The task force currently recommends against screening for HPV, citing concerns the research is too premature. HPV is the virus that causes most cases of cervical cancer and it can be detected much sooner than a Pap test detects changes in cervical cells.
By comparison, the U.K.’s screening advisory body began recommending HPV screening in 2016 while Australia replaced routine Pap tests with HPV screening in 2017. Many provinces have begun screening for HPV, despite the national guidelines.
The task force’s guidelines for lung cancer screening were last updated in 2016 and are not due to be updated until 2026. The task force gives what it calls a “weak” recommendation to screen heavy tobacco users with low-dose CT scans, despite research that has found CT scans help to detect lung cancer early and decrease the number of deaths.
The Canadian Cancer Society recommends that heavy smokers between 55 and 74 be screened every three years.
“Half of the time when we diagnose people with lung cancer, it’s already Stage 4, which is incurable,” said Dr.
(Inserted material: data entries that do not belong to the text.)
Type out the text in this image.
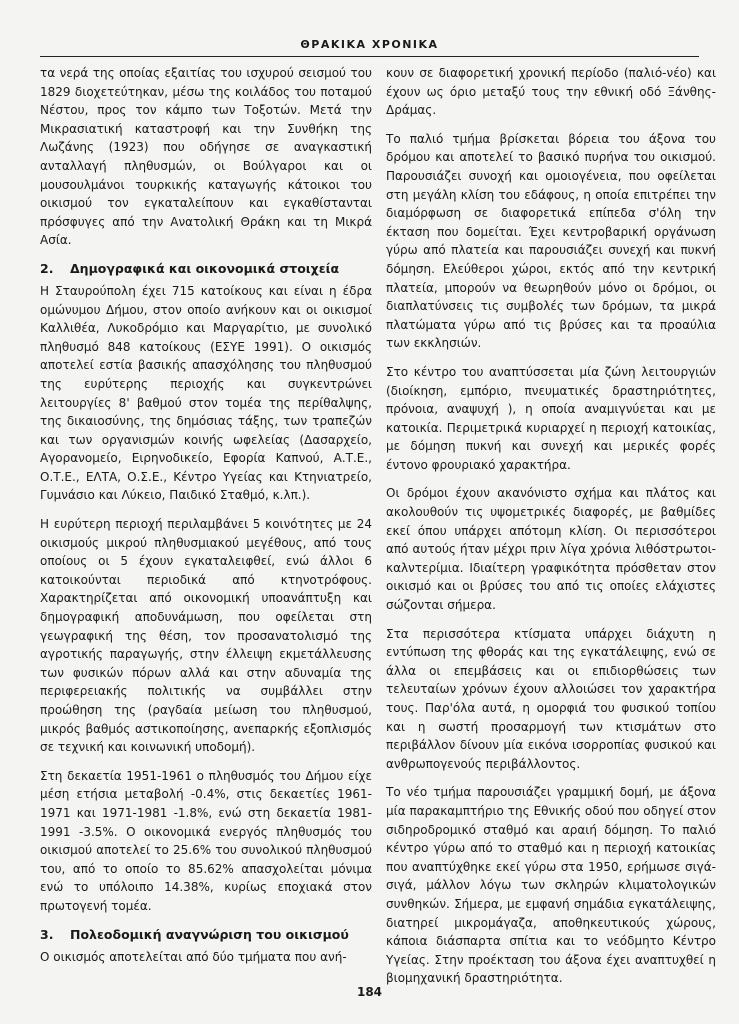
ΘΡΑΚΙΚΑ ΧΡΟΝΙΚΑ

τα νερά της οποίας εξαιτίας του ισχυρού σεισμού του 1829 διοχετεύτηκαν, μέσω της κοιλάδος του ποταμού Νέστου, προς τον κάμπο των Τοξοτών. Μετά την Μικρασιατική καταστροφή και την Συνθήκη της Λωζάνης (1923) που οδήγησε σε αναγκαστική ανταλλαγή πληθυσμών, οι Βούλγαροι και οι μουσουλμάνοι τουρκικής καταγωγής κάτοικοι του οικισμού τον εγκαταλείπουν και εγκαθίστανται πρόσφυγες από την Ανατολική Θράκη και τη Μικρά Ασία.

2.	Δημογραφικά και οικονομικά στοιχεία

Η Σταυρούπολη έχει 715 κατοίκους και είναι η έδρα ομώνυμου Δήμου, στον οποίο ανήκουν και οι οικισμοί Καλλιθέα, Λυκοδρόμιο και Μαργαρίτιο, με συνολικό πληθυσμό 848 κατοίκους (ΕΣΥΕ 1991). Ο οικισμός αποτελεί εστία βασικής απασχόλησης του πληθυσμού της ευρύτερης περιοχής και συγκεντρώνει λειτουργίες 8' βαθμού στον τομέα της περίθαλψης, της δικαιοσύνης, της δημόσιας τάξης, των τραπεζών και των οργανισμών κοινής ωφελείας (Δασαρχείο, Αγορανομείο, Ειρηνοδικείο, Εφορία Καπνού, Α.Τ.Ε., Ο.Τ.Ε., ΕΛΤΑ, Ο.Σ.Ε., Κέντρο Υγείας και Κτηνιατρείο, Γυμνάσιο και Λύκειο, Παιδικό Σταθμό, κ.λπ.).

Η ευρύτερη περιοχή περιλαμβάνει 5 κοινότητες με 24 οικισμούς μικρού πληθυσμιακού μεγέθους, από τους οποίους οι 5 έχουν εγκαταλειφθεί, ενώ άλλοι 6 κατοικούνται περιοδικά από κτηνοτρόφους. Χαρακτηρίζεται από οικονομική υποανάπτυξη και δημογραφική αποδυνάμωση, που οφείλεται στη γεωγραφική της θέση, τον προσανατολισμό της αγροτικής παραγωγής, στην έλλειψη εκμετάλλευσης των φυσικών πόρων αλλά και στην αδυναμία της περιφερειακής πολιτικής να συμβάλλει στην προώθηση της (ραγδαία μείωση του πληθυσμού, μικρός βαθμός αστικοποίησης, ανεπαρκής εξοπλισμός σε τεχνική και κοινωνική υποδομή).

Στη δεκαετία 1951-1961 ο πληθυσμός του Δήμου είχε μέση ετήσια μεταβολή -0.4%, στις δεκαετίες 1961-1971 και 1971-1981 -1.8%, ενώ στη δεκαετία 1981-1991 -3.5%. Ο οικονομικά ενεργός πληθυσμός του οικισμού αποτελεί το 25.6% του συνολικού πληθυσμού του, από το οποίο το 85.62% απασχολείται μόνιμα ενώ το υπόλοιπο 14.38%, κυρίως εποχιακά στον πρωτογενή τομέα.

3.	Πολεοδομική αναγνώριση του οικισμού

Ο οικισμός αποτελείται από δύο τμήματα που ανή-

κουν σε διαφορετική χρονική περίοδο (παλιό-νέο) και έχουν ως όριο μεταξύ τους την εθνική οδό Ξάνθης-Δράμας.

Το παλιό τμήμα βρίσκεται βόρεια του άξονα του δρόμου και αποτελεί το βασικό πυρήνα του οικισμού. Παρουσιάζει συνοχή και ομοιογένεια, που οφείλεται στη μεγάλη κλίση του εδάφους, η οποία επιτρέπει την διαμόρφωση σε διαφορετικά επίπεδα σ'όλη την έκταση που δομείται. Έχει κεντροβαρική οργάνωση γύρω από πλατεία και παρουσιάζει συνεχή και πυκνή δόμηση. Ελεύθεροι χώροι, εκτός από την κεντρική πλατεία, μπορούν να θεωρηθούν μόνο οι δρόμοι, οι διαπλατύνσεις τις συμβολές των δρόμων, τα μικρά πλατώματα γύρω από τις βρύσες και τα προαύλια των εκκλησιών.

Στο κέντρο του αναπτύσσεται μία ζώνη λειτουργιών (διοίκηση, εμπόριο, πνευματικές δραστηριότητες, πρόνοια, αναψυχή ), η οποία αναμιγνύεται και με κατοικία. Περιμετρικά κυριαρχεί η περιοχή κατοικίας, με δόμηση πυκνή και συνεχή και μερικές φορές έντονο φρουριακό χαρακτήρα.

Οι δρόμοι έχουν ακανόνιστο σχήμα και πλάτος και ακολουθούν τις υψομετρικές διαφορές, με βαθμίδες εκεί όπου υπάρχει απότομη κλίση. Οι περισσότεροι από αυτούς ήταν μέχρι πριν λίγα χρόνια λιθόστρωτοι-καλντερίμια. Ιδιαίτερη γραφικότητα πρόσθεταν στον οικισμό και οι βρύσες του από τις οποίες ελάχιστες σώζονται σήμερα.

Στα περισσότερα κτίσματα υπάρχει διάχυτη η εντύπωση της φθοράς και της εγκατάλειψης, ενώ σε άλλα οι επεμβάσεις και οι επιδιορθώσεις των τελευταίων χρόνων έχουν αλλοιώσει τον χαρακτήρα τους. Παρ'όλα αυτά, η ομορφιά του φυσικού τοπίου και η σωστή προσαρμογή των κτισμάτων στο περιβάλλον δίνουν μία εικόνα ισορροπίας φυσικού και ανθρωπογενούς περιβάλλοντος.

Το νέο τμήμα παρουσιάζει γραμμική δομή, με άξονα μία παρακαμπτήριο της Εθνικής οδού που οδηγεί στον σιδηροδρομικό σταθμό και αραιή δόμηση. Το παλιό κέντρο γύρω από το σταθμό και η περιοχή κατοικίας που αναπτύχθηκε εκεί γύρω στα 1950, ερήμωσε σιγά-σιγά, μάλλον λόγω των σκληρών κλιματολογικών συνθηκών. Σήμερα, με εμφανή σημάδια εγκατάλειψης, διατηρεί μικρομάγαζα, αποθηκευτικούς χώρους, κάποια διάσπαρτα σπίτια και το νεόδμητο Κέντρο Υγείας. Στην προέκταση του άξονα έχει αναπτυχθεί η βιομηχανική δραστηριότητα.

184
Paul Wheatley-Price, who leads the lung cancer program at the Ottawa Hospital Cancer Care Centre.
He said the amount of time it takes the task force to update its guidelines is “baffling.”
The task force’s guidelines on prostate cancer, which won’t be updated until 2026, recommend against prostate specific antigen (PSA) blood tests. The Canadian Urological Association has criticized that advice since it was issued in 2014; it argues that trials show screening reduces prostate cancer deaths by up to 44 per cent.
“Those (task force) guidelines are about 10 years old and we’ve made a huge amount of progress,” said Dr. Fred Saad, director of prostate cancer research at the Montreal Cancer Institute. “The input that came from experts was basically ignored.”
The Canadian Cancer Society also recommends that men consider having a PSA test done starting at age 50, and that Black men begin testing at 45.
The task force also doesn’t offer different guidelines for screening based on a patient’s ethnicity, despite research that shows some populations are diagnosed with certain cancers at earlier ages. Inuit, for example, are more than twice as likely as the rest of the population to be diagnosed with lung cancer, according to the Canadian Partnership Against Cancer.
The risk of ‘over-diagnosis’
New studies are coming out all the time, said task force member Dr. Eddy Lang — but they don’t always offer enough evidence for the panel to change its recommendations.
“Our system is arguably in crisis and it may not be the best use of resources to be detecting things early,” Lang said, who works as an emergency room physician in Calgary.
While the task force does consult with cancer experts, Lang said, those experts don’t get to set the guidelines — and there’s a good reason for that.
“Someone who’s been researching and advocating in the breast cancer or prostate cancer field for their whole career might have a different view than a neutral group that is trying to make recommendations for family doctors,” he said.
“Experts in the area will often focus a bit more on the benefits of screening and may not have as much attuned understanding or awareness of the harms that [are] often seen more at the primary care level, and that is our audience.”
Lang said the task force needs to factor in the risks associated with over-diagnosis — of subjecting patients to cancer treatments that can be more harmful than the cancer itself, or of treating a cancer that never would have caused a problem in the first place.
“I thought it was common knowledge, you screened for cancer, you catch it early, you nip it in the bud. But when I joined the task force and started looking at the evidence, I was actually blown away at how significant the harms can be of early detection,” he said.
But cancer survivor Carolyn Holland said Canadians have the right to know if they have cancer, and then make informed decisions about treatment.
“What I would tell the task force is, you are not saving us from harm,” she said. “You’re actually putting us in harm’s way by denying us screening, by denying us the chance to catch cancers early.”